Capital Markets

Equity’s buyout of collapsed broker causes a stir at NSE


Some of the small investors who had put their money in the collapsed Francis Thuo stockbrokers demand redress at the Nairobi Stock Exchange in 2009. Photo/File

Equity Bank’s acquisition of stockbroker Francis Thuo & Partners was concluded amidst stiff resistance by other market intermediaries fearing domination and loss of business from the lender, it has emerged.

Equity, which is Kenya’s largest lender by the number of customer accounts, has been negotiating the acquisition in the past few weeks amid stiff resistance from other brokers with an interest in the bank’s stock market portfolio.

People familiar with the transaction said Equity Investment Bank, a subsidiary of Equity Bank, had acquired Francis at a price of Sh150 million.

Commercial Bank of Africa (CBA) Capital is said to have paid a similar amount for a seat at the Nairobi bourse.

At Sh150 million, Equity’s entry to the Nairobi Securities Exchange (NSE) is Sh100 million less than the Sh250 million what Rennaissance Capital paid for a seat at the bourse at the peak of a bull run in 2007. 

Francis Thuo is the broker that collapsed under the weight of illiquidity in 2006 and has recently fought protracted legal battles with the NSE to retain the seat it has now sold to Equity Bank.

(READ: Defunct Francis Thuo wins battle for stake in NSE)

Equity Bank chief executive James Mwangi did not answer calls or reply to e-mail messages on the sale.

Equity’s interest in a brokerage licence is linked to its control of the largest bank customer base seen as offering it a head-start in stock market mediation.

Mike Rubia, a director at Francis Thuo & Partners, confirmed that the deal was at an advanced stage and was only awaiting certain approvals.

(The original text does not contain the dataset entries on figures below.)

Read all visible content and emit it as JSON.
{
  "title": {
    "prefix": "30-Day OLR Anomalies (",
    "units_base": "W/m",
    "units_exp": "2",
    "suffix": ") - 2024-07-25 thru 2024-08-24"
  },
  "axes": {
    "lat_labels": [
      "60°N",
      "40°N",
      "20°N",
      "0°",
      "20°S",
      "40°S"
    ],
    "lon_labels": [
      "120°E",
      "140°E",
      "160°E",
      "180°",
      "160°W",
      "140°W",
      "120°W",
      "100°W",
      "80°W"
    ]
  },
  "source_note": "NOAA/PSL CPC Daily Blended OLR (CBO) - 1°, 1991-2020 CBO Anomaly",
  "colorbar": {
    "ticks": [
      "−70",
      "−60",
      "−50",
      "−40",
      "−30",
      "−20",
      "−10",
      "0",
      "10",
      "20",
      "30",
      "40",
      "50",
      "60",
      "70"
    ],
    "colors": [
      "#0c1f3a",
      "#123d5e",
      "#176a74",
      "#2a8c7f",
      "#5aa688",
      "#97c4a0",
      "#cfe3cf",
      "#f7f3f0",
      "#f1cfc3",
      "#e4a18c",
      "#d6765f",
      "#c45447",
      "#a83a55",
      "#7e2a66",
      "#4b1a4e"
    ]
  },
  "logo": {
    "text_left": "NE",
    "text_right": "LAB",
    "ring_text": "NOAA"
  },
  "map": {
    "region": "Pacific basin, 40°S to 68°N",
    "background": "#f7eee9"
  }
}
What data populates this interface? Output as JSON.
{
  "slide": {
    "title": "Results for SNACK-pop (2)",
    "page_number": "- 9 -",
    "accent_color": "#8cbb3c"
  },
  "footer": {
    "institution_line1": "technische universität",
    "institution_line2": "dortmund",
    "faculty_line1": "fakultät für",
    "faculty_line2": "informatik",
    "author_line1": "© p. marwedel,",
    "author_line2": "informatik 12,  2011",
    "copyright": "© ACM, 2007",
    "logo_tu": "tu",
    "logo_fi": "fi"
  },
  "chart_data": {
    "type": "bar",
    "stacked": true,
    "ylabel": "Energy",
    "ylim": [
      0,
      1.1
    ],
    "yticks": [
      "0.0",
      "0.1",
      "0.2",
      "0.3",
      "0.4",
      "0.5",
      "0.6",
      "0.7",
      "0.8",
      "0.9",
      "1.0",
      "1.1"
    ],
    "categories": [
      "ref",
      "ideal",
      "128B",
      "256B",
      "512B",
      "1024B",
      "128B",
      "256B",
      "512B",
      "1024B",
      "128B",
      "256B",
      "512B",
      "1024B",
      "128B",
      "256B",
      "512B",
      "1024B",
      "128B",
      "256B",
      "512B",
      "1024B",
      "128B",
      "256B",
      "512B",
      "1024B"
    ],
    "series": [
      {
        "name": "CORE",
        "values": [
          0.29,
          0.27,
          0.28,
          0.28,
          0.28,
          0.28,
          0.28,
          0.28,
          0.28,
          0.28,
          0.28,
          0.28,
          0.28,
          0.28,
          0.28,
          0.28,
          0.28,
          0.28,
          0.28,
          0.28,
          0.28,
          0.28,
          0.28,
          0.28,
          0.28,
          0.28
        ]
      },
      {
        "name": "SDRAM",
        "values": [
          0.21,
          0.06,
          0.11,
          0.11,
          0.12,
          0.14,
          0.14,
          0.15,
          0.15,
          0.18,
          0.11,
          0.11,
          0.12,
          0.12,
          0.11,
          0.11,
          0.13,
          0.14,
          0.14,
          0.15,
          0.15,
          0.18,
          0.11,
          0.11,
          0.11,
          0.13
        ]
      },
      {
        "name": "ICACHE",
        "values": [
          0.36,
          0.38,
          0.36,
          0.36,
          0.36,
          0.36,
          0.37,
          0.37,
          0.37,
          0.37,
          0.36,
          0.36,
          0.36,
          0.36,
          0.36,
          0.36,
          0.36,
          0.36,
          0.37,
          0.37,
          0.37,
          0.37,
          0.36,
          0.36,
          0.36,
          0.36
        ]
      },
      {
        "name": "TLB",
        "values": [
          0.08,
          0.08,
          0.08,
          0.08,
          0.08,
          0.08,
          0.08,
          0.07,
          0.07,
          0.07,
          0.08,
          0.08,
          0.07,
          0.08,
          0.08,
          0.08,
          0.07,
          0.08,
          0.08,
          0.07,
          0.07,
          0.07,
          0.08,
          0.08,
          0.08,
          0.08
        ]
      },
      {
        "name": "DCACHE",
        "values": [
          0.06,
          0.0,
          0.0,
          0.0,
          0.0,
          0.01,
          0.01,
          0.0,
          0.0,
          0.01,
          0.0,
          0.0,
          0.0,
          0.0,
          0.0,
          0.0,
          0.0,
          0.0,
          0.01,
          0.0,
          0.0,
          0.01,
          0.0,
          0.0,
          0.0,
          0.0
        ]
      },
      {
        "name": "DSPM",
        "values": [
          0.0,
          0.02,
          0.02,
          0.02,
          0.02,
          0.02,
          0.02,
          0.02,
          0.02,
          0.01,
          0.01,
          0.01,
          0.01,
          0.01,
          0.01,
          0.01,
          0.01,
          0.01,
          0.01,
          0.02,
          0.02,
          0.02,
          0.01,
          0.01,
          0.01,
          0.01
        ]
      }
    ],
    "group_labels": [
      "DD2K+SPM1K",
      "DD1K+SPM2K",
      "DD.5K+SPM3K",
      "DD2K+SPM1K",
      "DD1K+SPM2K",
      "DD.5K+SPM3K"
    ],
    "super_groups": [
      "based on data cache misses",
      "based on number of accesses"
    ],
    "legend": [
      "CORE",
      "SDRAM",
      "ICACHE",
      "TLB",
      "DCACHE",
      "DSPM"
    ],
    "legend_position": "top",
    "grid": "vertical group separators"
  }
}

Mr Rubia said the owners of Francis Thuo & Partners had retained a minority stake in the brokerage – meaning Equity has only acquired a majority stake but not the entire company.

Stock market insiders, who declined to be named because of the sensitivity of the matter, said Equity’s acquisition of Francis Thuo had met stiff resistance from rival brokers who felt that Equity Bank’s branch network and customer base would give it unrivalled power in the market.

Equity’s investment arm has been an agent for four or five brokers – a multi-million shilling business that they now stand to lose.

“There was a feeling that the investment bank could become a monopoly in the market if allowed to enter the trading floor.

The NSE management is however said to have considered the market’s long term interests arguing that the bank could use its large customer base to recruit new investors for the bourse.

The brokers’ sensitivity to the sale was apparent in the NSE’s Monday statement that announced Equity’s entry into the market.

(READ: Equity’s broker licence signals shake up of stock market)

NSE vice-chair Bob Karina said the exchange had considered the mass market platforms of Equity and CBA in awarding them trading licences.

“CBA Capital intends to leverage on the M-Shwari customer base to provide local and regional access to Kenya’s capital markets,” Mr Karina said.

“The Equity brand is associated with the empowerment of the unbanked and the poorly banked segments of the population it could use to help expand the market.” Equity Bank had over 8.2 million customers in Kenya alone by the end of last year.

When the NSE goes for self-listing later this year, Equity is expected to leverage on the large number of account holders to ensure the success of the initial public offering (IPO).

In a separate interview, investment advisor Andrew Franklin agreed that the award of a brokerage licence to CBA Capital would advance use of M-Shwari platform to link investors to the NSE.

But Mr Franklin wondered whether there was still much business to be done at the exchange, noting that international investors had declined and there are still limited new share offerings.

CMA data shows that net cash flows from foreign investors dipped to Sh2.6 billion in June compared to Sh3.0 billion in April and Sh3.5 billion in May. There are 62 companies listed on the NSE.

A source said the admission of new players to the bourse was intended to rid the exchange of the image of a closed shop that is in the hands of a cartel.

The head of product and marketing at the NSE, Donald Ouma, admitted that a transaction had taken place between Equity Bank and Francis Thuo & Partners but stressed that it was a deal in which the exchange had little information.

“Negotiations were done by the two partners and so we were not directly involved. We don’t even know about the price they agreed,” said Mr Ouma insisting that the price would not be a reflection of the value of the exchange.

The NSE is in the process of demutualisation that seeks to separate its ownership from the trading rights. The goal is to retain the trading rights with brokers but allow other owners to come on board.

The entry of CBA Capital brings to 23 the number of trading participants at the bourse.

The brokers have agreed to reserve a 10.2 per cent stake to the government and retain the rest, completing a long-awaited shareholding negotiation process.

Head of CBA Capital Kathure Githinji-Nyamu did not respond to our request for a comment. Commercial Bank of Africa is associated with the family of President Uhuru Kenyatta.